Esses momentos de discussão com atores de outros espaços e de outras comunidades são muito ricos, pois nos trazem outras possibilidades de reflexão, assim como, o contato com formulações teóricas e com práticas que ainda nos são de pouco conhecimento ou mesmo desconhecidas.
Para os usuários, os prestadores de serviços e os parceiros intersetorias também são momentos de muita riqueza, visto oportunizarem a discussão e o contato com questões que raramente lhes chegariam de outras formas ao conhecimento.
Tive contato com discussões no campo da saúde mental pública que dificilmente me chegariam ao conhecimento, visto que são outros atores que participam de eventos dessa natureza, os quais não são provocados à prática da socialização daquilo que discutem e acompanham, ou seja, há agentes públicos que atuam de forma pessoalizada, sem o engate com a condição que representam e o fazem, muitas vezes, sem o entendimento de que sejam multiplicadores e não personalistas.
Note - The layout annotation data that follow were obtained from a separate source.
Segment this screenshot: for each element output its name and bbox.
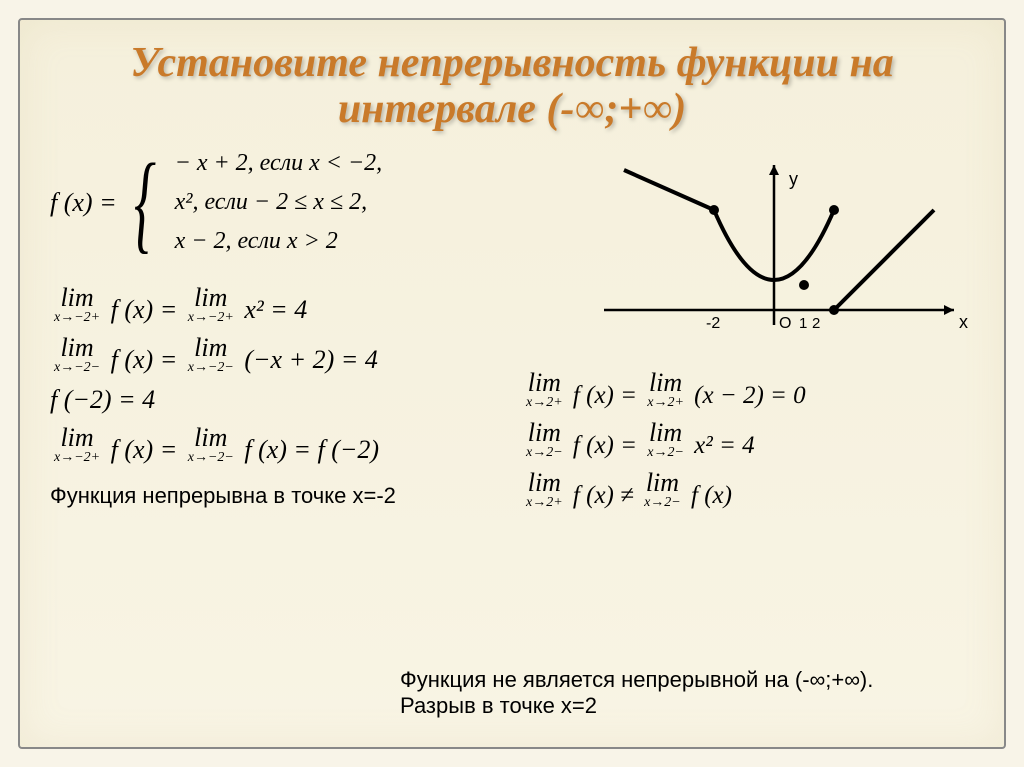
lim-symbol: limx→2− — [647, 420, 684, 460]
right-eq-3: limx→2+ f (x) ≠ limx→2− f (x) — [522, 470, 974, 510]
lim-symbol: limx→−2+ — [54, 425, 100, 465]
slide-title: Установите непрерывность функции на инте… — [50, 40, 974, 132]
right-column: y x O -2 1 2 limx→2+ f (x) = limx→2+ (x … — [522, 150, 974, 520]
origin-label: O — [779, 315, 791, 332]
left-eq-4: limx→−2+ f (x) = limx→−2− f (x) = f (−2) — [50, 425, 502, 465]
fx-label: f (x) = — [50, 188, 117, 218]
conclusion-1: Функция непрерывна в точке x=-2 — [50, 483, 502, 509]
slide: Установите непрерывность функции на инте… — [18, 18, 1006, 749]
lim-symbol: limx→−2− — [188, 335, 234, 375]
function-graph: y x O -2 1 2 — [594, 150, 974, 350]
piecewise-function: f (x) = { − x + 2, если x < −2, x², если… — [50, 150, 502, 255]
lim-symbol: limx→−2+ — [54, 285, 100, 325]
case-2: x², если − 2 ≤ x ≤ 2, — [175, 189, 383, 216]
right-eq-1: limx→2+ f (x) = limx→2+ (x − 2) = 0 — [522, 370, 974, 410]
lim-symbol: limx→−2+ — [188, 285, 234, 325]
conclusion-2: Функция не является непрерывной на (-∞;+… — [400, 667, 873, 719]
lim-symbol: limx→−2− — [54, 335, 100, 375]
conclusion-2a: Функция не является непрерывной на (-∞;+… — [400, 667, 873, 693]
left-eq-3: f (−2) = 4 — [50, 385, 502, 415]
cases: − x + 2, если x < −2, x², если − 2 ≤ x ≤… — [175, 150, 383, 255]
lim-symbol: limx→2+ — [526, 470, 563, 510]
x-axis-label: x — [959, 312, 968, 332]
left-brace: { — [134, 153, 156, 252]
right-math-block: limx→2+ f (x) = limx→2+ (x − 2) = 0 limx… — [522, 370, 974, 510]
case-3: x − 2, если x > 2 — [175, 228, 383, 255]
one-label: 1 — [799, 315, 807, 332]
neg2-label: -2 — [706, 315, 720, 332]
lim-symbol: limx→2− — [644, 470, 681, 510]
lim-symbol: limx→2+ — [647, 370, 684, 410]
left-eq-2: limx→−2− f (x) = limx→−2− (−x + 2) = 4 — [50, 335, 502, 375]
right-eq-2: limx→2− f (x) = limx→2− x² = 4 — [522, 420, 974, 460]
left-column: f (x) = { − x + 2, если x < −2, x², если… — [50, 150, 502, 520]
lim-symbol: limx→2+ — [526, 370, 563, 410]
content-area: f (x) = { − x + 2, если x < −2, x², если… — [50, 150, 974, 520]
conclusion-2b: Разрыв в точке x=2 — [400, 693, 873, 719]
graph-svg: y x O -2 1 2 — [594, 150, 974, 350]
two-label: 2 — [812, 315, 820, 332]
case-1: − x + 2, если x < −2, — [175, 150, 383, 177]
lim-symbol: limx→2− — [526, 420, 563, 460]
lim-symbol: limx→−2− — [188, 425, 234, 465]
y-axis-label: y — [789, 169, 798, 189]
left-eq-1: limx→−2+ f (x) = limx→−2+ x² = 4 — [50, 285, 502, 325]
Lamento que, por questões alheias à minha vontade, não pude participar até o final da Conferência, portanto, não tenho como trazer para a comunidade tudo o que foi levado à Conferência Nacional, assim como, por interferência de fatores externos fui (junto com outros Delegados) absolutamente atropelada em minha participação, tendo que sair de lá no decurso dos trabalhos!
Para concluir, trago palavras de Hakim Bey: “Quando os teóricos discursam sobre o desaparecimento do social, eles se referem, em parte, à impossibilidade da ‘Revolução Social’, e em parte à impossibilidade do ‘Estado’ – o abismo do poder, o fim do discurso do poder. Neste caso, a questão anarquista deveria ser: Por que se importar em enfrentar um ‘poder’ que perdeu todo o sentido e se tornou pura Simulação? Tais confrontos resultarão apenas em terríveis e perigosos espasmos de violência por parte dos cretinos cheios de merda na cabeça que herdaram as chaves de todos os arsenais e prisões. (Talvez isso seja uma grotesca interpretação americana de uma sublime e sutil teoria franco-germânica. Se for, tudo bem: quem foi que disse que a compreensão era necessária para se usar uma idéia?)// A partir da minha interpretação, o desaparecimento parece ser uma opção radical bastante lógica para o nosso tempo, de forma alguma um desastre ou uma declaração de morte do projeto radical. Ao contrário da interpretação niilista e mórbida da teoria, a minha pretende miná-la em busca de estratégias úteis para a contínua ‘revolução de todo dia’: a luta que não pode cessar mesmo com o fracasso final da revolução política ou social, porque nada, exceto o fim do mundo, pode trazer um fim para a vida cotidiana, ou para nossas aspirações pelas coisas boas, pelo Maravilhoso. E, como disse Nietzsche, se o mundo pudesse chegar a um fim, logicamente já o teria feito, e se não o fez é porque não pode. E assim como disse um dos sufis, não importa quantas taças de vinho proibido nós bebamos, carregaremos essa sede violenta até a eternidade”. Isto posto, digo que quer me chamem de polêmica, de intiquenta, de compliquenta, ou de qualquer outra bobagem, não recuarei em meus propósitos e em meus ideais políticos, sociais e humanos! Ainda creo, acima de tudo, na democracia participativa!